The Correct Option is A

Step 1: Understanding the Concept:
When calculating a derived physical quantity, the maximum relative (or percentage) error is the sum of the relative errors of the individual measured quantities, each multiplied by the absolute value of its power in the formula.

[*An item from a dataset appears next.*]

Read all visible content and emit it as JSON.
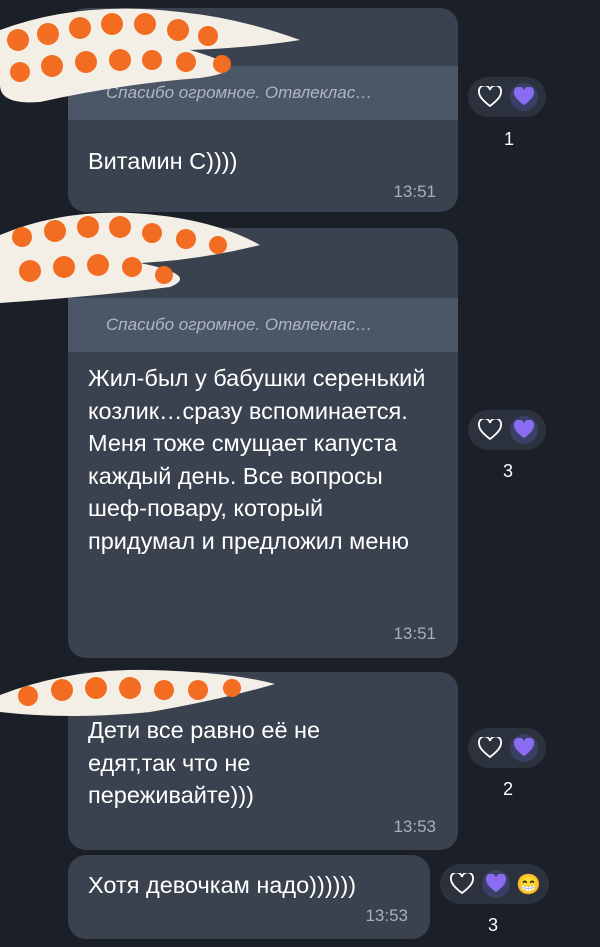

Step 2: Key Formula or Approach:
The density \(\rho\) of a cylinder is: \[ \rho = \frac{M}{V} = \frac{M}{\pi r^2 \ell} = \frac{4M}{\pi d^2 \ell} \] The relative error formula is: \[ \frac{\Delta \rho}{\rho} = \frac{\Delta M}{M} + 2\frac{\Delta d}{d} + \frac{\Delta \ell}{\ell} \] Step 3: Detailed Explanation:
Substitute the given measurements and their absolute errors: \[ \frac{\Delta \rho}{\rho} = \frac{0.02}{19.42} + 2\left(\frac{0.02}{20.20}\right) + \frac{0.02}{10.10} \] \[ \frac{\Delta \rho}{\rho} = \frac{0.02}{19.42} + \frac{0.04}{20.20} + \frac{0.02}{10.10} \] Convert the relative error to a percentage by multiplying by 100: \[ % \text{ Error} = \left( \frac{0.02}{19.42} + \frac{0.04}{20.20} + \frac{0.02}{10.10} \right) \times 100% \] \[ % \text{ Error} \approx (0.00103 + 0.00198 + 0.00198) \times 100% \] \[ % \text{ Error} \approx 0.00499 \times 100% \approx 0.5% \] Step 4: Final Answer:
The percentage error in density is \(0.5%\).